Ele leu não mais do que três ou quatro páginas por dia, em voz alta, para compreender uma obra que define como difícil, hermética e, por isso mesmo, pouco compreendida. Assim, sentindo-se um bebê em estado pré-oral, Cao percebeu que seu filme deveria ser, sobretudo, sensorial. A musicalidade de trechos do livro, ditas em off pelo ator João Miguel (Estômago) acompanham seu personagem Renato, o René, em terras brasileiras, nas andanças por um país que faz cair por terra todos os seus pensamentos cartesianos.

Gravado em apenas 15 dias, sem roteiro prévio, em uma viagem que, de tão relaxada, Cao compara a fazer turismo, Ex Isto é puro deleite visual. "Sempre tive pânico de adaptação literária, de imagens como meros ornamento de poemas", declara. Daí, a opção por restringir a adaptação à parte em que o filósofo moderno dissolve seu ideário no calor dos trópicos.

Uma das primeiras sequências, em que o personagem de João Miguel (de talento espantoso) aparece em um barco, com roupas do século 17, nos faz pensar que Ex Isto será um filme de época. Ledo engano. Assim que começa a remar, Renato adentra Recife pelo seus canais, como um veneziano, e se depara, abobalhado, com uma barulhenta e moderna metrópole. "Essa viagem no tempo pode ser um mero sonho do filósofo, uma visão", diz Cao.

O filme absolutamente antinaturalista, alegórico, incomoda os, digamos, mais cartesianos. Afinal, se Leminski queria exibir a razão em pânico diante da natureza, da sensualidade e do caos brasileiros, nada mais apropriado do que ver o personagem, pensativo, sentado no galho de uma árvore, sendo isolado repentinamente pelo fenômeno da pororoca.

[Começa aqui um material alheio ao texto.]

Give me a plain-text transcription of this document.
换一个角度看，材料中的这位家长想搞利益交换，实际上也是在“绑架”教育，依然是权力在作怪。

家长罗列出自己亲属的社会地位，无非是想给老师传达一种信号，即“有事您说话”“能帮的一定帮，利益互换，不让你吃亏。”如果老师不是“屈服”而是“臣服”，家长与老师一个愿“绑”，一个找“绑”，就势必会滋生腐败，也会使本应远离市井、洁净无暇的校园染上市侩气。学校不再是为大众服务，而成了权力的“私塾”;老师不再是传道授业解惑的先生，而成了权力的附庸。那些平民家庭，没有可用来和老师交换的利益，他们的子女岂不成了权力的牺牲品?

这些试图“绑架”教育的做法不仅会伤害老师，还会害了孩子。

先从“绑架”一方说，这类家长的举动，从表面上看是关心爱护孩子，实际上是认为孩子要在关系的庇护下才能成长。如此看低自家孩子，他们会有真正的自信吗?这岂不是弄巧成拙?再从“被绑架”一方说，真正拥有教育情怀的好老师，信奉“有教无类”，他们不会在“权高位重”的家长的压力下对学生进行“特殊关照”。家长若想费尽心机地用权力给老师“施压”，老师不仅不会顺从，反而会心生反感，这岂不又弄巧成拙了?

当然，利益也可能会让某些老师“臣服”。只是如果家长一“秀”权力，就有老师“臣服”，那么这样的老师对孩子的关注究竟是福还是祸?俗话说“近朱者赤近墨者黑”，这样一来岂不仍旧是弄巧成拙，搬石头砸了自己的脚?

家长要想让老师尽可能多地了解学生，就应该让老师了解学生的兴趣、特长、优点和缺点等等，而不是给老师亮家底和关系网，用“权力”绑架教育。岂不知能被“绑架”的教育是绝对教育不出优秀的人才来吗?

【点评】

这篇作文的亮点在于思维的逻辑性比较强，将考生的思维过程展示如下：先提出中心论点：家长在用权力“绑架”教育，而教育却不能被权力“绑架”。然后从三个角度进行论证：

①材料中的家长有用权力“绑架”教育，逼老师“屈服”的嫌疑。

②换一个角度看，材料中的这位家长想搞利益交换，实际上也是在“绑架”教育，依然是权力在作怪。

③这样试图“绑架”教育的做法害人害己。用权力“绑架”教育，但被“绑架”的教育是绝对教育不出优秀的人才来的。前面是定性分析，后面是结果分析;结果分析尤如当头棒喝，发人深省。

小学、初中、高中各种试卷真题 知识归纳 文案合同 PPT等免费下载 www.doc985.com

Metáfora perfeita para o encontro da poesia concreta e do tropicalismo, que Leminski chamava de "pororoca cultural". (Este é, aliás, um filme tropicalista, feito por uma equipe mineira e um ator baiano, guiados por um paranaense, gravando no Amapá e em Pernambuco.)

O personagem de João Miguel – que é o próprio ator, impregnado das leituras do Catatau e do Discurso do Método, de Descartes – perambula pelas ruas de Recife sem manter relação direta com ninguém. Em um momento impagável do filme, imita a coreografia de uma dança popular na rua. Em outro, mais performático, interage com manequins de mulheres nuas em uma loja, em cena que revela a serialidade fabril dos bonecos enfileirados em meio a um país "doidão", no dizer de Cao. Encontra identificação com sua visão metódica, geométrica, na arquitetura modernista de Brasília, fotografada de modo belíssimo.

"Quis lançar o público a um estado de torpor, a outro tempo narrativo, tirá-lo alguns centímetros do chão", diz Cao. É o fracasso do projeto batavo, branco, no trópico. Ex Isto e os demais filmes da série Iconoclássicos logo serão vistos nos cinemas do grupo Unibanco Arteplex, com entrada franca, subsidiada pelo Itaú Cultural.